Afin de mettre le maximum d'atouts dans son jeu, elle a demandé au président Pompidou non seulement le maximum de moyens de formation, depuis les centres de FPA jusqu'aux équipements universitaires supérieurs, mais aussi des infrastructures de base et surtout des voies de communication plus complètes.

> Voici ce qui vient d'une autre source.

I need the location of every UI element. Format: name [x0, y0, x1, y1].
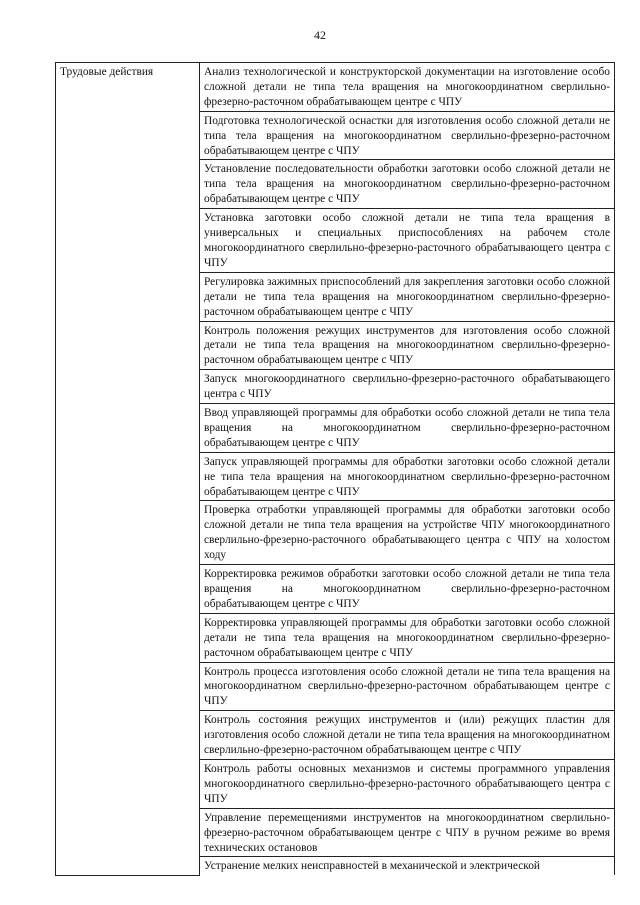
- action-text: Проверка отработки управляющей программы для обработки заготовки особо сложной детали не типа тела вращения на устройстве ЧПУ многокоординатного сверлильно-фрезерно-расточного обрабатывающего центра с ЧПУ на холостом ходу: [200, 501, 615, 565]
- action-text: Запуск управляющей программы для обработки заготовки особо сложной детали не типа тела вращения на многокоординатном сверлильно-фрезерно-расточном обрабатывающем центре с ЧПУ: [200, 452, 615, 501]
- action-text: Установка заготовки особо сложной детали не типа тела вращения в универсальных и специальных приспособлениях на рабочем столе многокоординатного сверлильно-фрезерно-расточного обрабатывающего центра с ЧПУ: [200, 209, 615, 273]
- labor-actions-table: [55, 62, 615, 876]
- action-text: Управление перемещениями инструментов на многокоординатном сверлильно-фрезерно-расточном обрабатывающем центре с ЧПУ в ручном режиме во время технических остановов: [200, 808, 615, 857]
- action-text: Устранение мелких неисправностей в механической и электрической: [200, 857, 615, 875]
- page-number: 42: [314, 28, 326, 42]
- action-text: Ввод управляющей программы для обработки особо сложной детали не типа тела вращения на многокоординатном сверлильно-фрезерно-расточном обрабатывающем центре с ЧПУ: [200, 404, 615, 453]
- action-text: Контроль процесса изготовления особо сложной детали не типа тела вращения на многокоординатном сверлильно-фрезерно-расточном обрабатывающем центре с ЧПУ: [200, 662, 615, 711]
- table-row: [56, 63, 615, 112]
- action-text: Регулировка зажимных приспособлений для закрепления заготовки особо сложной детали не типа тела вращения на многокоординатном сверлильно-фрезерно-расточном обрабатывающем центре с ЧПУ: [200, 272, 615, 321]
- action-text: Контроль положения режущих инструментов для изготовления особо сложной детали не типа тела вращения на многокоординатном сверлильно-фрезерно-расточном обрабатывающем центре с ЧПУ: [200, 321, 615, 370]
- action-text: Корректировка управляющей программы для обработки заготовки особо сложной детали не типа тела вращения на многокоординатном сверлильно-фрезерно-расточном обрабатывающем центре с ЧПУ: [200, 613, 615, 662]
- action-text: Анализ технологической и конструкторской документации на изготовление особо сложной детали не типа тела вращения на многокоординатном сверлильно-фрезерно-расточном обрабатывающем центре с ЧПУ: [200, 63, 615, 112]
- action-text: Корректировка режимов обработки заготовки особо сложной детали не типа тела вращения на многокоординатном сверлильно-фрезерно-расточном обрабатывающем центре с ЧПУ: [200, 565, 615, 614]
- row-label: Трудовые действия: [56, 63, 200, 876]
- action-text: Контроль состояния режущих инструментов и (или) режущих пластин для изготовления особо сложной детали не типа тела вращения на многокоординатном сверлильно-фрезерно-расточном обрабатывающем центре с ЧПУ: [200, 711, 615, 760]
- action-text: Контроль работы основных механизмов и системы программного управления многокоординатного сверлильно-фрезерно-расточного обрабатывающего центра с ЧПУ: [200, 759, 615, 808]
- action-text: Запуск многокоординатного сверлильно-фрезерно-расточного обрабатывающего центра с ЧПУ: [200, 370, 615, 404]
- action-text: Подготовка технологической оснастки для изготовления особо сложной детали не типа тела вращения на многокоординатном сверлильно-фрезерно-расточном обрабатывающем центре с ЧПУ: [200, 111, 615, 160]
- action-text: Установление последовательности обработки заготовки особо сложной детали не типа тела вращения на многокоординатном сверлильно-фрезерно-расточном обрабатывающем центре с ЧПУ: [200, 160, 615, 209]
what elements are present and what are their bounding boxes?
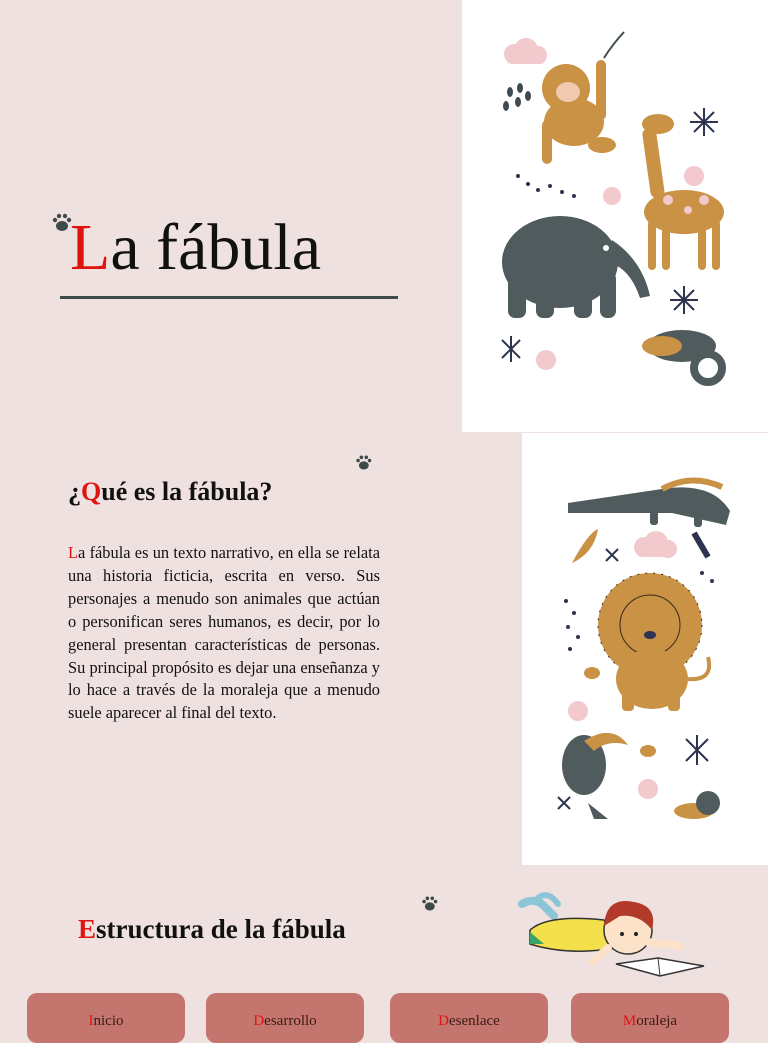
- heading-first-letter: E: [78, 914, 97, 944]
- title-first-letter: L: [70, 211, 111, 284]
- paw-print-icon: [420, 895, 438, 913]
- paragraph-first-letter: L: [68, 543, 79, 562]
- heading-first-letter: Q: [81, 477, 102, 506]
- structure-part-desenlace: [390, 993, 548, 1043]
- structure-part-inicio: [27, 993, 185, 1043]
- what-is-heading: [68, 474, 272, 510]
- part-first-letter: D: [253, 1013, 265, 1029]
- paw-print-icon: [354, 454, 372, 472]
- child-reading-illustration: [508, 886, 718, 980]
- animals-illustration-top: [462, 0, 768, 432]
- page-title: [70, 208, 321, 288]
- part-first-letter: D: [438, 1013, 450, 1029]
- title-underline: [60, 296, 398, 299]
- part-rest: oraleja: [636, 1013, 678, 1029]
- paw-print-icon: [50, 212, 72, 234]
- animals-illustration-middle: [522, 433, 768, 865]
- part-first-letter: I: [88, 1013, 94, 1029]
- structure-heading: [78, 910, 346, 948]
- part-rest: esenlace: [449, 1013, 500, 1029]
- heading-prefix: ¿: [68, 477, 81, 506]
- part-first-letter: M: [622, 1013, 637, 1029]
- part-rest: esarrollo: [264, 1013, 317, 1029]
- heading-rest: ué es la fábula?: [101, 477, 273, 506]
- definition-paragraph: [68, 542, 380, 725]
- animals-illustration-card-top: [462, 0, 768, 432]
- animals-illustration-card-middle: [522, 433, 768, 865]
- heading-rest: structura de la fábula: [96, 914, 346, 944]
- structure-part-moraleja: [571, 993, 729, 1043]
- paragraph-rest: a fábula es un texto narrativo, en ella se relata una historia ficticia, escrita en verso. Sus personajes a menudo son animales que actúan o personifican seres humanos, es decir, por lo general presentan características de personas. Su principal propósito es dejar una enseñanza y lo hace a través de la moraleja que a menudo suele aparecer al final del texto.: [68, 543, 380, 723]
- structure-part-desarrollo: [206, 993, 364, 1043]
- part-rest: nicio: [93, 1013, 124, 1029]
- title-rest: a fábula: [110, 211, 322, 284]
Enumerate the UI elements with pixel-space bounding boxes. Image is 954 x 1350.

Après l'emploi, c'est là l'autre souci primordial de la Lorraine, qui rappelle non sans amertume qu'on a mis plus de dix ans pour construire l'autoroute Nancy-Metz, épine dorsale de la métropole, qui ne doit être achevée qu'à la fin de 1972.

On regrette surtout que l'excellente situation géographique de la Lorraine, véritable carrefour européen, ne soit pas mieux valorisée par le maillage de routes et de voies navigables qui en feraient une région de développement de premier ordre. La Sarre voisine, qui avait eu les mêmes problèmes de conversion industrielle à résoudre, a donné en cette matière un remarquable exemple.

Il est de fait que l'axe nord-sud, longtemps prôné comme une priorité nationale dans les discours officiels, est maintenant en voie d'abandon. La Moselle canalisée s'arrêtera en 1975-76 à Neuves-Maisons, et l'autoroute Nancy-Dijon, qui ouvrirait la Lorraine sur le sud de la France, n'est en rien inscrite au VIe Plan, même pas dans le domaine des études et des premières acquisitions de terrains. On doit accélérer les travaux de l'autoroute Paris-Strasbourg, mais la voie navigable ne sera pas commencée du côté lorrain.

L'expérience a montré que l'industrialisation est étroitement liée à l'amélioration des réseaux de transport. Un effort, lancé par le Comité interministériel du 21 décembre 1971, a été entrepris. Mais il se révèle tardif et insuffisant.

C'est tout au moins l'opinion des principaux responsables de cette région, qui savent qu'il leur faut maintenant jouer serré, que la Lorraine s'est engagée dans une nouvelle phase de son histoire économique et qu'à la moindre dégradation de la conjoncture nationale ou européenne les problèmes seraient pratiquement rendus insolubles.

Champagne-Ardenne

Les réticences des jeunes pour certains métiers sont particulièrement vives dans les Ardennes, où les grandes fonderies font depuis longtemps appel à de la main-d'œuvre étrangère. Ce qui provoque un départ massif des jeunes demandeurs d'emploi vers les autres régions du Bassin parisien. Dans ce département, les syndicats ont souvent dénoncé le chômage caché des jeunes qui n'ont jamais travaillé.

Aussi, les deux chambres de commerce et d'industrie des Ardennes ont-elles uni leurs efforts pour enrayer l'hémorragie et faire connaître les possibilités réelles qu'offrent leurs industries en pratiquant, parallèlement, une politique d'incitation à la reconversion. Dans les Ardennes, l'arrivée d'une usine Citroën près de Charleville-Mézières est considérée comme un premier remède.

En Haute-Marne, le département le plus sous-industrialisé du Bassin parisien, une grande campagne de charme a été lancée en direction des industriels susceptibles de venir s'implanter. Là encore on enregistre un exode (moins vif que dans les Ardennes) des jeunes. Le chômage technique vient de toucher durement la métallurgie, principalement à Wassy, Allichamps, à l'IHF de Saint-Dizier, aux forges de Courcelles, etc.

Pour sa part, l'Aube a le triste privilège de figurer parmi les dix départements français dont la moyenne salariale est la plus basse. Ce phénomène, qui n'est pas nouveau, est dû à l'emploi massif de personnel féminin dans la bonneterie. À noter que 1 354 emplois féminins ont été supprimés en deux ans, à la suite de la mise en place de matériel moderne.

Ce sont les Ardennes qui font le plus appel à la main-d'œuvre étrangère, et les villes de la vallée de la Meuse, Nouzonville, Bogny-sur-Meuse, Revin, Fumay, Vimeux, comptent un fort pourcentage de travailleurs portugais, italiens, espagnols, belges et surtout nord-africains.

Les municipalités se sont trouvées confrontées à un problème de logement qu'elles ont résolu tant bien que mal par la construction hâtive d'immeubles collectifs à bon marché. On retrouve dans les villes de véritables colonies étrangères dont l'intégration est extrêmement lente et difficile, pour ne pas dire nulle, lorsqu'il s'agit de la main-d'œuvre nord-africaine.